Islamic Jihad and Hamas have carried out numerous suicide bombings and other deadly attacks on Israelis. Assad's government regards them as legitimate groups fighting Israel's occupation of Palestinian land.

After yesterday's meeting, Imad Moustapha, Syria's ambassador to the United States, said, "The U.S. sanctions will have no effect on our economy."

An independent Syrian economist, Nabil Sukkar, agreed.

"Syria has very little economic relations with the U.S.," he said. Trade is only about $300 million, with more goods going to the United States than coming to Syria. Sukkar said Syria also receives no aid of any kind from the United States, which further weakens the sanctions' effect.

Moustapha suggested that the sanctions may actually have little to do with Syria, saying that they may have more to do with the U.S. elections and could also be a distraction from the problems of the Iraq war.

Assad spoke on a wide range of issues yesterday, including the Israeli-Palestinian conflict and the war in Iraq, but the focus was on the sanctions.

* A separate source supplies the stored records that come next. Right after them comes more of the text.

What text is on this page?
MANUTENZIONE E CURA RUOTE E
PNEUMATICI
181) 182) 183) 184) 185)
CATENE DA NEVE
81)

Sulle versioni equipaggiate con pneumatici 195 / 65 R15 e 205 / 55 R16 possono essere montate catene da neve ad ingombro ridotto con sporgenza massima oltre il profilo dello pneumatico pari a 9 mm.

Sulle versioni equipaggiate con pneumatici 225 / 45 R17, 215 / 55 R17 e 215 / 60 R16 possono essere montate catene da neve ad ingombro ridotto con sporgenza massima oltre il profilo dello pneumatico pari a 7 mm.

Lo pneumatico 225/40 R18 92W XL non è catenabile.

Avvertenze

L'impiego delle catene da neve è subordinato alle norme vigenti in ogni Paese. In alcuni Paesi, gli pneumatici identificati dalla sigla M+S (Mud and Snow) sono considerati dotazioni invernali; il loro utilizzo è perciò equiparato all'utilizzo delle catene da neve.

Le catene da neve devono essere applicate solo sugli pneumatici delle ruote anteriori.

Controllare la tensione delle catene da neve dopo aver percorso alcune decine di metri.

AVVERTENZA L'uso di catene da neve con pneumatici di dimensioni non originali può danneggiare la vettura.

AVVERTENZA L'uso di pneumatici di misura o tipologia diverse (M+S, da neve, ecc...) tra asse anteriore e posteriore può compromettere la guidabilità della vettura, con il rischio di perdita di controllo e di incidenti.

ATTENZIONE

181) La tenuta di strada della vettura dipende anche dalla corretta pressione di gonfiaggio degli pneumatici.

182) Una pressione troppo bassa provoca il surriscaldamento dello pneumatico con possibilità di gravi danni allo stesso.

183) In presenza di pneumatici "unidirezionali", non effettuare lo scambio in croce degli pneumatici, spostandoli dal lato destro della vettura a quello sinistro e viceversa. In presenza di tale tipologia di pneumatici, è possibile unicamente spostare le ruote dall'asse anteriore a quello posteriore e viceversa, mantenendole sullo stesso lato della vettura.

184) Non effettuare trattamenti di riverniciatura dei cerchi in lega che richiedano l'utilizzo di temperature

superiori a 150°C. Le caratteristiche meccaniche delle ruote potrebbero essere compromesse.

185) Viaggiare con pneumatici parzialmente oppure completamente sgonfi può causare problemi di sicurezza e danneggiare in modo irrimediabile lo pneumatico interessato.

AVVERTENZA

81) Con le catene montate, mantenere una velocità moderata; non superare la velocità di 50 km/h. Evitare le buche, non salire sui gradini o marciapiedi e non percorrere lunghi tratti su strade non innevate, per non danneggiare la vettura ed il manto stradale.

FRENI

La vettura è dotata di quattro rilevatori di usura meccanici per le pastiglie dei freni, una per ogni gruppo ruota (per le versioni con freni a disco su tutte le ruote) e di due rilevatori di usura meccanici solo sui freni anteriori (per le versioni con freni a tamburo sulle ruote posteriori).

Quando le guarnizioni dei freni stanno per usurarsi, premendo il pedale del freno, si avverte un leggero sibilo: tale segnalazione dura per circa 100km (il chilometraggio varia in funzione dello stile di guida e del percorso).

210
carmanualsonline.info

On the issue of supporting terrorism, Assad said there were no Palestinian militants in Syria until they were expelled from Israel. He said there were no leaders of Hamas or Islamic Jihad in Syria, only political spokesmen.

He said the Hezbollah in neighboring Lebanon has no relationship with the Syrian army, which still maintains a presence in northern Lebanon, 15 years after that country's civil war was ended with the participation of Syria.

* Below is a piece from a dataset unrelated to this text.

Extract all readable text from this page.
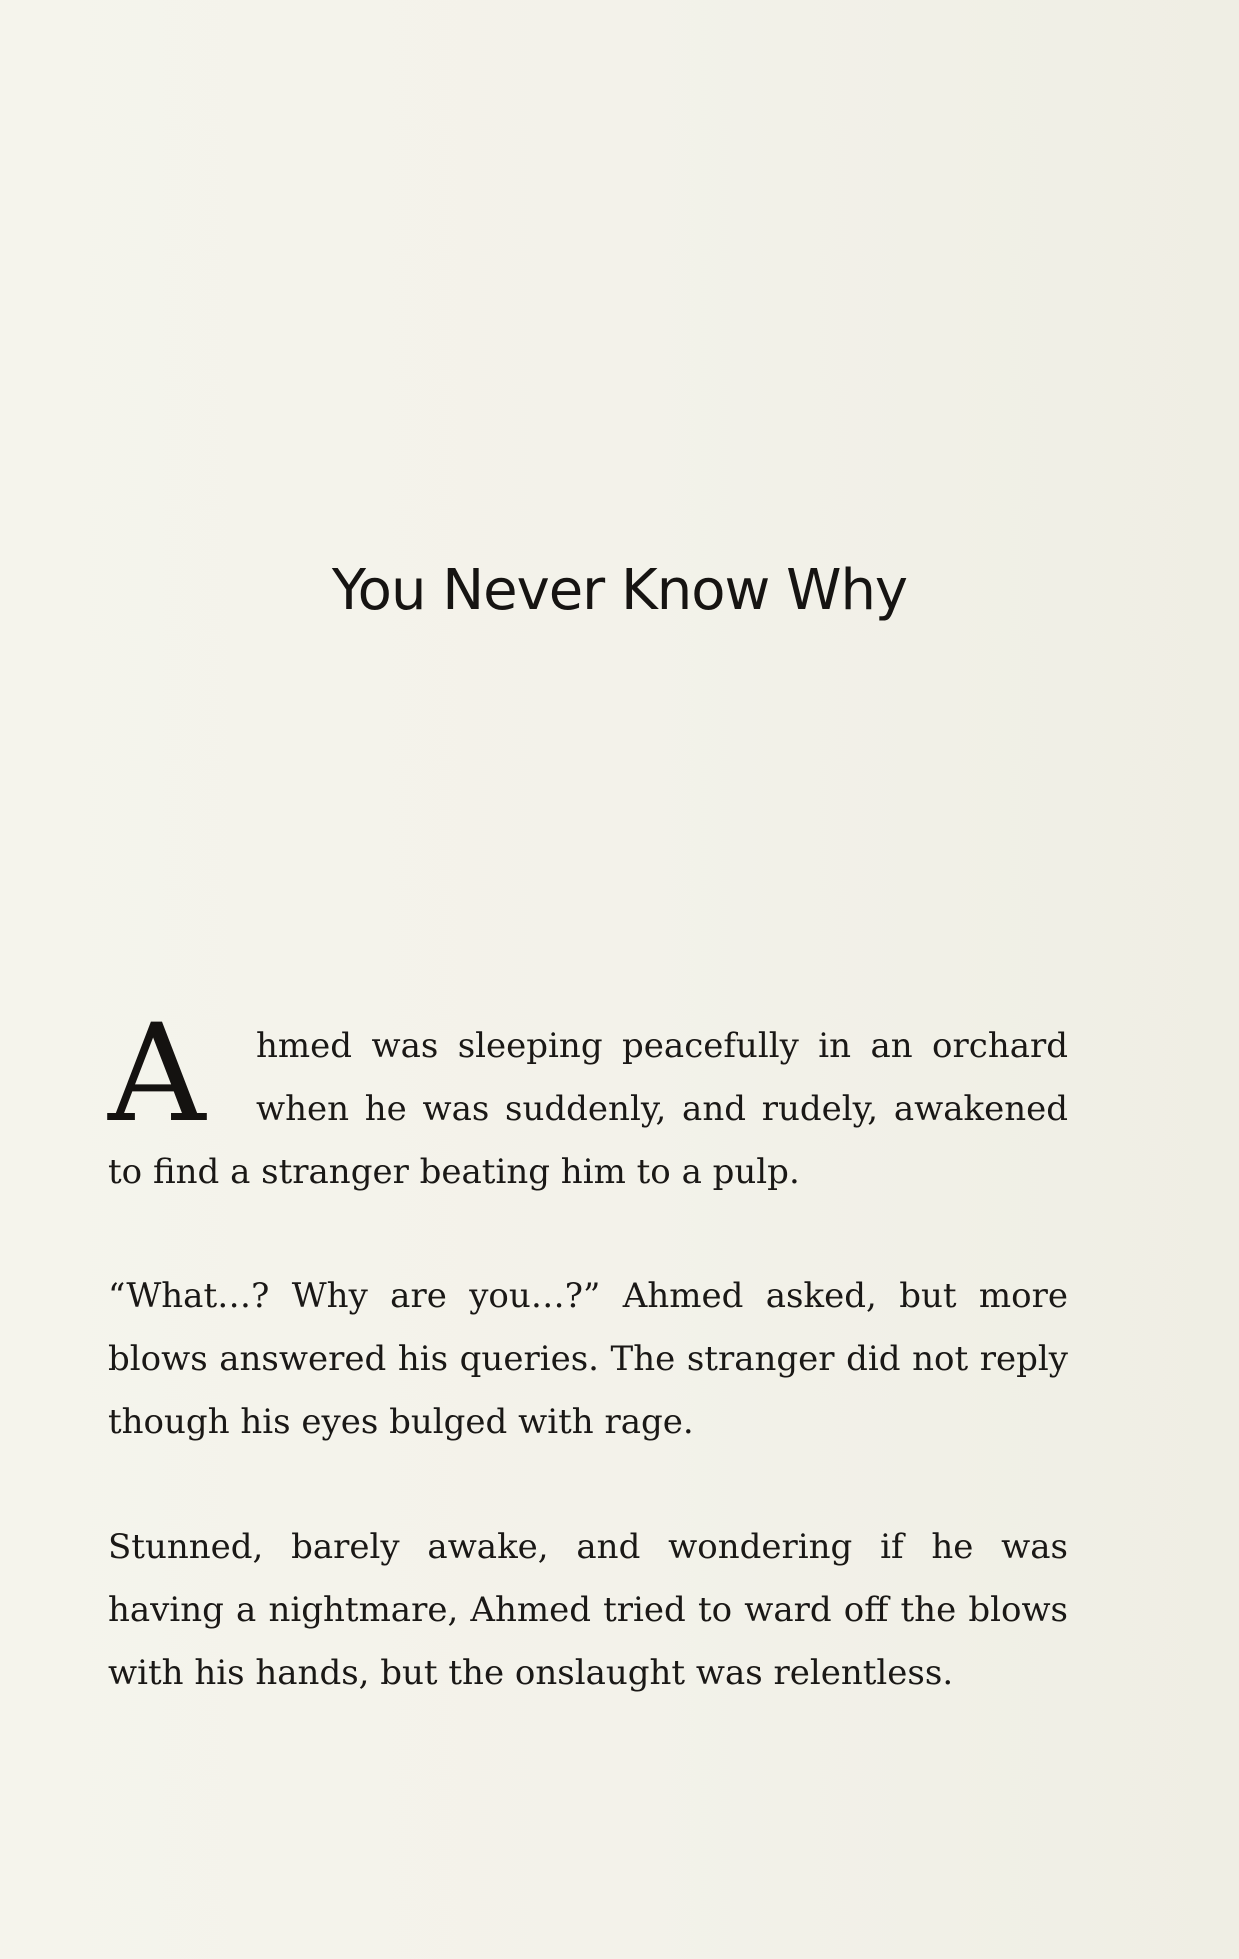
You Never Know Why

A	hmed was sleeping peacefully in an orchard when he was suddenly, and rudely, awakened to find a stranger beating him to a pulp.

“What…? Why are you…?” Ahmed asked, but more blows answered his queries. The stranger did not reply though his eyes bulged with rage.

Stunned, barely awake, and wondering if he was having a nightmare, Ahmed tried to ward off the blows with his hands, but the onslaught was relentless.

"We provide no military support to any party in the region," Assad said.

Assad also denied that his country has any weapons of mass destruction.

"We don't even have a nuclear reactor for peaceful use," he said.

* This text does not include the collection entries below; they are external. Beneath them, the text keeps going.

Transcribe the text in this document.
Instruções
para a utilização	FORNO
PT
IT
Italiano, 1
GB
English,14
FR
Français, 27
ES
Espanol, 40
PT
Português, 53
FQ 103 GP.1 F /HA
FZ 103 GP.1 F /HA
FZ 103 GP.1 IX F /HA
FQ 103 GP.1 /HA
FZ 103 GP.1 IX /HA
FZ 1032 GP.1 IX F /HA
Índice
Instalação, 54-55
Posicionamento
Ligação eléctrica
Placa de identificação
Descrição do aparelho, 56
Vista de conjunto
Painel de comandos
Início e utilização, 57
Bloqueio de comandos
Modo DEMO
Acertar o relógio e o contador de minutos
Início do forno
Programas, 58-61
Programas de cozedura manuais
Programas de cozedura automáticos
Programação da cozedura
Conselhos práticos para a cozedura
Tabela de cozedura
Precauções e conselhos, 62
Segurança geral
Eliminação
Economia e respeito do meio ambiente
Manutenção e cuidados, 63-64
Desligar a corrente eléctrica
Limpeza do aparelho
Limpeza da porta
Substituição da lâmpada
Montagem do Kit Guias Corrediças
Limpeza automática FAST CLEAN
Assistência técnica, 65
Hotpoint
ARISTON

He said Syria proposed to the United Nations Security Council last summer that the region become free of all weapons of mass destruction.

"For a long time, we have called for making the region free," he said. Assad added that before the United States invaded Iraq last year, he told the Bush administration that there were no weapons of mass destruction in Iraq.

"We knew that, but the West didn't listen to us," he said.

On foreign fighters, Assad said he had repeatedly made requests for evidence from the United States that they were crossing from Syria to Iraq but never received any proof.

"We have asked them to give us one passport, one name, one piece of evidence, but so far, nothing," he said.

But he admitted that Syria can't completely control its border with Iraq, just like the United States can't completely control its border with Mexico.

Assad said the instability in Iraq is the problem.

He said there was a history in the 1980s of Iraq sending saboteurs into Syria and that even today there is smuggling of arms from Iraq to Syria.

"This is dangerous for Syria. This is the natural result of the lack of a state in Iraq."

At an earlier meeting with the American editors, Syria's longest-held political prisoner said the government has a long way to go if it really wants to reform.

"The government must free all political prisoners and offer an apology for (state-sponsored) violence in 1980s," said Riad al-Turk, who spent a total of 19 years in prison, 17 years in solitary confinement.

But al-Turk said he does have hope for "peaceful, democratic change" in Syria. He also rejected U.S. sanctions, saying only an international body like the United Nations had the right to sanction any country.

Assad said he's committed to reform but that it will come slowly because of regional instability and the reluctance of some in his society to change.

Asked if he might be reforming himself out of a job, he said that is a possibility.

"I never cared about my position," he said. "When the Syrian people no longer want me, I'll quit."

SYRIA AND REFORMS

Bashar Assad came to power in 2000 after the death of his father, Hafez Assad, who ruled Syria for 29 years. The younger Assad has promised political and economic reforms, but changes have come slowly.

What has occurred:

The elimination of martial law courts. Now anyone charged with a crime has the right to hire a lawyer and fight the charges in court.

  • Some political prisoners have been freed.

  • Private banks have been allowed.

  • A private newspaper has opened. A private radio station begins soon.


What hasn't occurred:

  • Free elections.


Assad on reform:

"We're going to change. ... We haven't made great progress. I think the road is still long ahead of us."